= Shifty Henry =

American musician and songwriter (1921–1958)

John Willie "Shifty" Henry (4 October 1921 – 30 November 1958) was an American musician, double bass and bass guitar player, and blues songwriter. He also played flute, violin, viola, saxophone, and oboe and was in demand as a session musician and arranger in Los Angeles in the 1940s and 1950s. He was also active in Los Angeles' live jazz scene on Central Avenue.

==Career==
Born in Edna, Texas, Henry received a degree in music from the Prairie View A&M University near Houston, Texas. He played center on the football team, and the football coach gave him his nickname for his speed and agility. He generally performed and recorded as Shifty Henry, but he used a number of transparent pseudonyms for songwriting and producing, including Baron Von Shifte, Esq., Shifte Henri, Shifte' Henre, S. Henry, and Shifti Henri.

His best known song is "Let Me Go Home, Whiskey", which was a hit in the early 1950s for Amos Milburn, was later revived by Asleep at the Wheel, and later performed by Jerre Maynard and his Greazy Gravy Blues Band. Another Henry song, "Hypin' Women Blues", recorded in 1945 for the Enterprise label, later recorded by T-Bone Walker in 1947 for the Black & White label was sampled by DJ Mr. Scruff for his song "Get a Move On", which was used in several TV commercials.
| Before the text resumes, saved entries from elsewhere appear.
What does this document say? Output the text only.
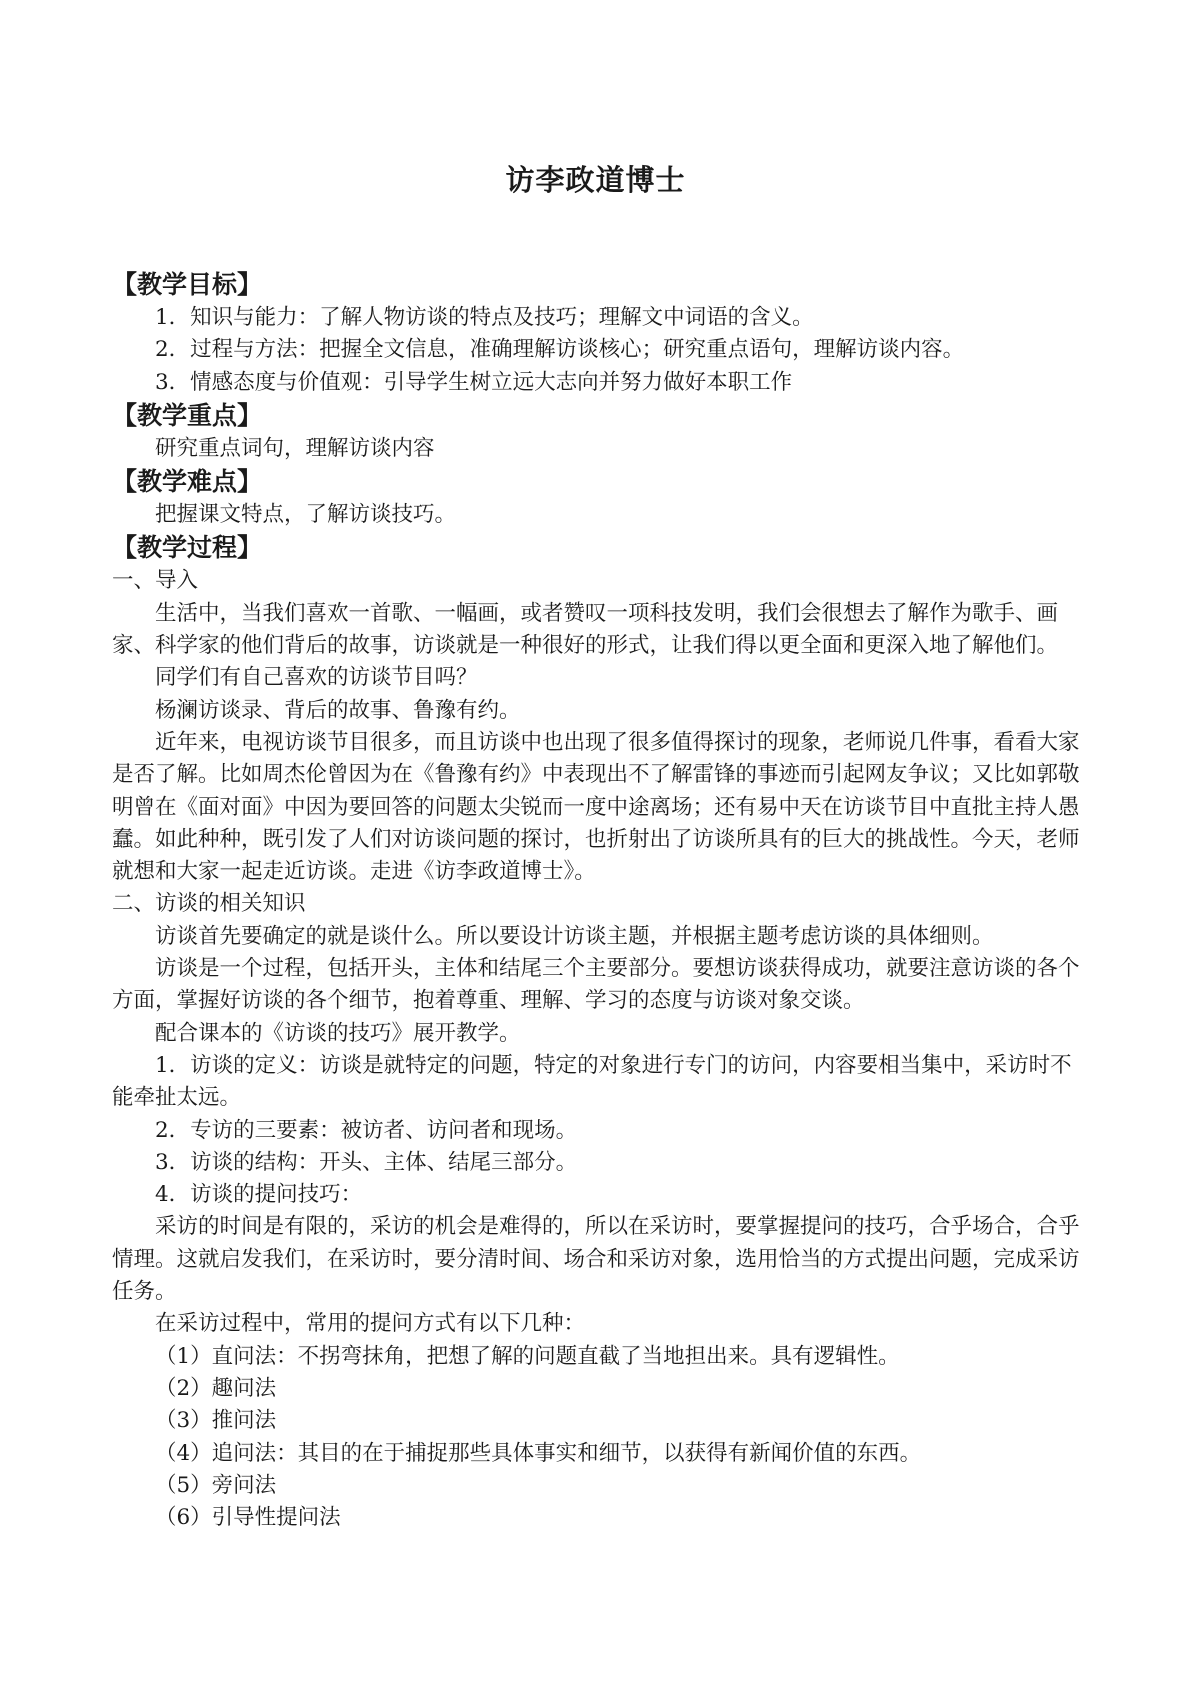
访李政道博士
【教学目标】
1．知识与能力：了解人物访谈的特点及技巧；理解文中词语的含义。
2．过程与方法：把握全文信息，准确理解访谈核心；研究重点语句，理解访谈内容。
3．情感态度与价值观：引导学生树立远大志向并努力做好本职工作
【教学重点】
研究重点词句，理解访谈内容
【教学难点】
把握课文特点，了解访谈技巧。
【教学过程】
一、导入
生活中，当我们喜欢一首歌、一幅画，或者赞叹一项科技发明，我们会很想去了解作为歌手、画家、科学家的他们背后的故事，访谈就是一种很好的形式，让我们得以更全面和更深入地了解他们。
同学们有自己喜欢的访谈节目吗？
杨澜访谈录、背后的故事、鲁豫有约。
近年来，电视访谈节目很多，而且访谈中也出现了很多值得探讨的现象，老师说几件事，看看大家是否了解。比如周杰伦曾因为在《鲁豫有约》中表现出不了解雷锋的事迹而引起网友争议；又比如郭敬明曾在《面对面》中因为要回答的问题太尖锐而一度中途离场；还有易中天在访谈节目中直批主持人愚蠢。如此种种，既引发了人们对访谈问题的探讨，也折射出了访谈所具有的巨大的挑战性。今天，老师就想和大家一起走近访谈。走进《访李政道博士》。
二、访谈的相关知识
访谈首先要确定的就是谈什么。所以要设计访谈主题，并根据主题考虑访谈的具体细则。
访谈是一个过程，包括开头，主体和结尾三个主要部分。要想访谈获得成功，就要注意访谈的各个方面，掌握好访谈的各个细节，抱着尊重、理解、学习的态度与访谈对象交谈。
配合课本的《访谈的技巧》展开教学。
1．访谈的定义：访谈是就特定的问题，特定的对象进行专门的访问，内容要相当集中，采访时不能牵扯太远。
2．专访的三要素：被访者、访问者和现场。
3．访谈的结构：开头、主体、结尾三部分。
4．访谈的提问技巧：
采访的时间是有限的，采访的机会是难得的，所以在采访时，要掌握提问的技巧，合乎场合，合乎情理。这就启发我们，在采访时，要分清时间、场合和采访对象，选用恰当的方式提出问题，完成采访任务。
在采访过程中，常用的提问方式有以下几种：
（1）直问法：不拐弯抹角，把想了解的问题直截了当地担出来。具有逻辑性。
（2）趣问法
（3）推问法
（4）追问法：其目的在于捕捉那些具体事实和细节，以获得有新闻价值的东西。
（5）旁问法
（6）引导性提问法
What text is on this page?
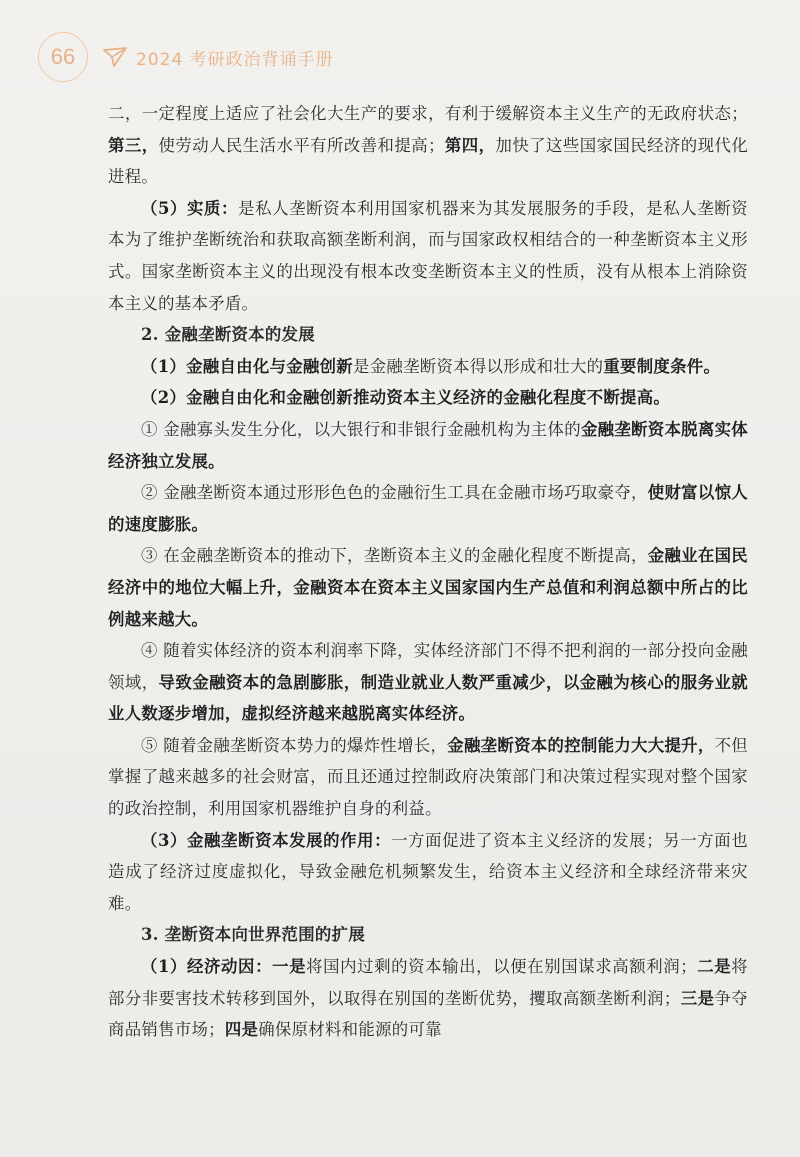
66	2024 考研政治背诵手册

二，一定程度上适应了社会化大生产的要求，有利于缓解资本主义生产的无政府状态；第三，使劳动人民生活水平有所改善和提高；第四，加快了这些国家国民经济的现代化进程。

（5）实质：是私人垄断资本利用国家机器来为其发展服务的手段，是私人垄断资本为了维护垄断统治和获取高额垄断利润，而与国家政权相结合的一种垄断资本主义形式。国家垄断资本主义的出现没有根本改变垄断资本主义的性质，没有从根本上消除资本主义的基本矛盾。

2. 金融垄断资本的发展

（1）金融自由化与金融创新是金融垄断资本得以形成和壮大的重要制度条件。

（2）金融自由化和金融创新推动资本主义经济的金融化程度不断提高。

① 金融寡头发生分化，以大银行和非银行金融机构为主体的金融垄断资本脱离实体经济独立发展。

② 金融垄断资本通过形形色色的金融衍生工具在金融市场巧取豪夺，使财富以惊人的速度膨胀。

③ 在金融垄断资本的推动下，垄断资本主义的金融化程度不断提高，金融业在国民经济中的地位大幅上升，金融资本在资本主义国家国内生产总值和利润总额中所占的比例越来越大。

④ 随着实体经济的资本利润率下降，实体经济部门不得不把利润的一部分投向金融领域，导致金融资本的急剧膨胀，制造业就业人数严重减少，以金融为核心的服务业就业人数逐步增加，虚拟经济越来越脱离实体经济。

⑤ 随着金融垄断资本势力的爆炸性增长，金融垄断资本的控制能力大大提升，不但掌握了越来越多的社会财富，而且还通过控制政府决策部门和决策过程实现对整个国家的政治控制，利用国家机器维护自身的利益。

（3）金融垄断资本发展的作用：一方面促进了资本主义经济的发展；另一方面也造成了经济过度虚拟化，导致金融危机频繁发生，给资本主义经济和全球经济带来灾难。

3. 垄断资本向世界范围的扩展

（1）经济动因：一是将国内过剩的资本输出，以便在别国谋求高额利润；二是将部分非要害技术转移到国外，以取得在别国的垄断优势，攫取高额垄断利润；三是争夺商品销售市场；四是确保原材料和能源的可靠
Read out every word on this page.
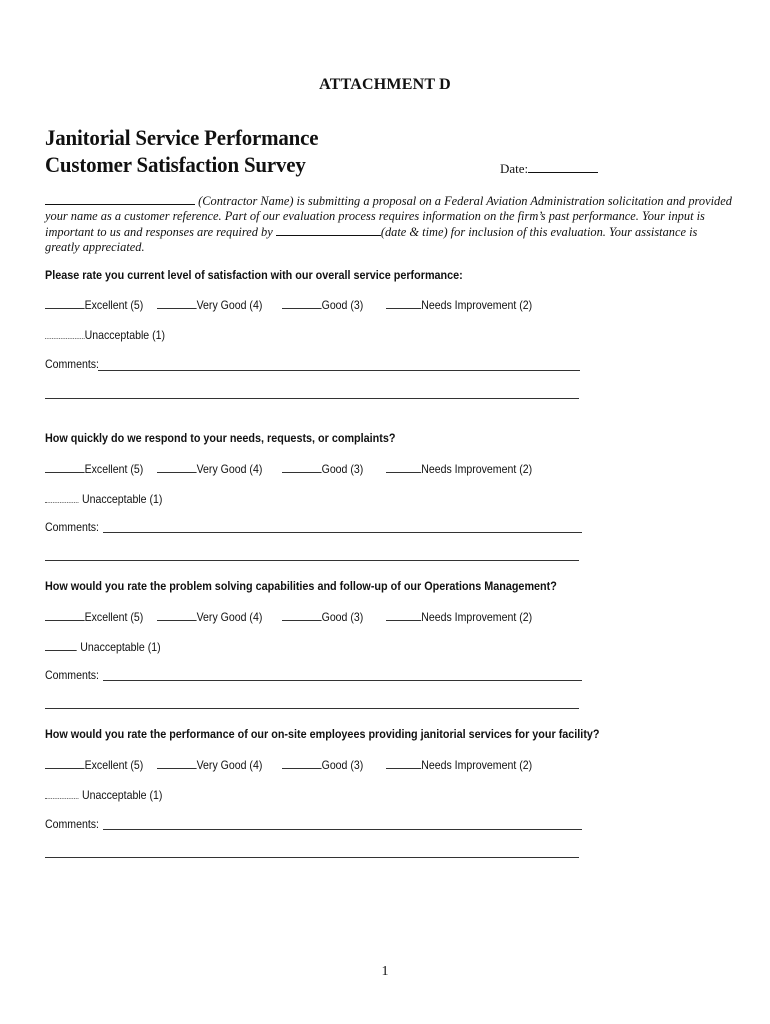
ATTACHMENT D
Janitorial Service Performance
Customer Satisfaction Survey	Date:
(Contractor Name) is submitting a proposal on a Federal Aviation Administration solicitation and provided your name as a customer reference. Part of our evaluation process requires information on the firm’s past performance. Your input is important to us and responses are required by	(date & time) for inclusion of this evaluation. Your assistance is greatly appreciated.
Please rate you current level of satisfaction with our overall service performance:
Excellent (5)	Very Good (4)	Good (3)	Needs Improvement (2)
Unacceptable (1)
Comments:
How quickly do we respond to your needs, requests, or complaints?
Excellent (5)	Very Good (4)	Good (3)	Needs Improvement (2)
Unacceptable (1)
Comments:
How would you rate the problem solving capabilities and follow-up of our Operations Management?
Excellent (5)	Very Good (4)	Good (3)	Needs Improvement (2)
Unacceptable (1)
Comments:
How would you rate the performance of our on-site employees providing janitorial services for your facility?
Excellent (5)	Very Good (4)	Good (3)	Needs Improvement (2)
Unacceptable (1)
Comments:
1
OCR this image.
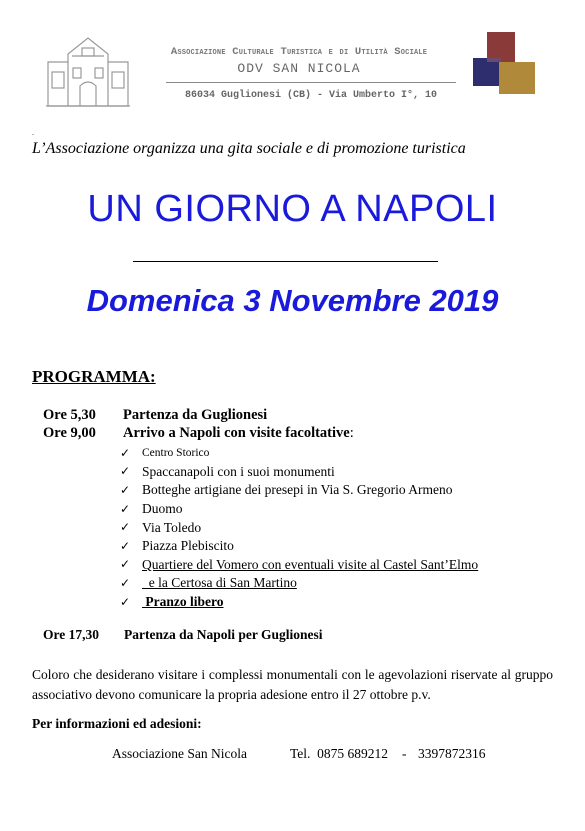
Associazione Culturale Turistica e di Utilità Sociale
ODV SAN NICOLA
86034 Guglionesi (CB) - Via Umberto I°, 10
.
L’Associazione organizza una gita sociale e di promozione turistica
UN GIORNO A NAPOLI
Domenica 3 Novembre 2019
PROGRAMMA:
Ore 5,30 Partenza da Guglionesi
Ore 9,00 Arrivo a Napoli con visite facoltative:
✓	Centro Storico
✓ Spaccanapoli con i suoi monumenti
✓ Botteghe artigiane dei presepi in Via S. Gregorio Armeno
✓ Duomo
✓ Via Toledo
✓ Piazza Plebiscito
✓ Quartiere del Vomero con eventuali visite al Castel Sant’Elmo
✓ e la Certosa di San Martino
✓ Pranzo libero
Ore 17,30 Partenza da Napoli per Guglionesi
Coloro che desiderano visitare i complessi monumentali con le agevolazioni riservate al gruppo associativo devono comunicare la propria adesione entro il 27 ottobre p.v.
Per informazioni ed adesioni:
Associazione San Nicola	Tel.  0875 689212 - 3397872316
This led to a revival of interest in Henry's compositions.

Henry recorded with and arranged for the elite of jazz and rhythm and blues, including Dinah Washington, Billy Eckstine, Dizzy Gillespie, Charles Mingus, The Treniers, Illinois Jacquet, and Miles Davis. Henry maintained strong social as well as professional relations throughout the city and the music industry. The Shifty Henry All-Stars played regularly at New Year's Eve balls thrown by socialite Dorothy Chandler and her husband Otis, publisher of the Los Angeles Times.

He is mentioned by name in a verse of "Jailhouse Rock" by Jerry Leiber and Mike Stoller: "Shifty Henry said to Bugs, for heaven's sake, no one's looking, now's a chance to make a break."

Leo Fender selected Henry to receive an early electric Fender Precision Bass, and Henry ("Shifte Henri") appears in a 1954 Fender advertisement. Henry appeared in the film noir movie, D.O.A. in 1950 as a string bass player in a jazz club. He also played in the house band for the Martin and Lewis television show.

He died in Los Angeles at the age of 37. In 2014 the Killer Blues Headstone Project placed a headstone for John Willie Henry in Paradise Memorial Cemetery in Santee, California.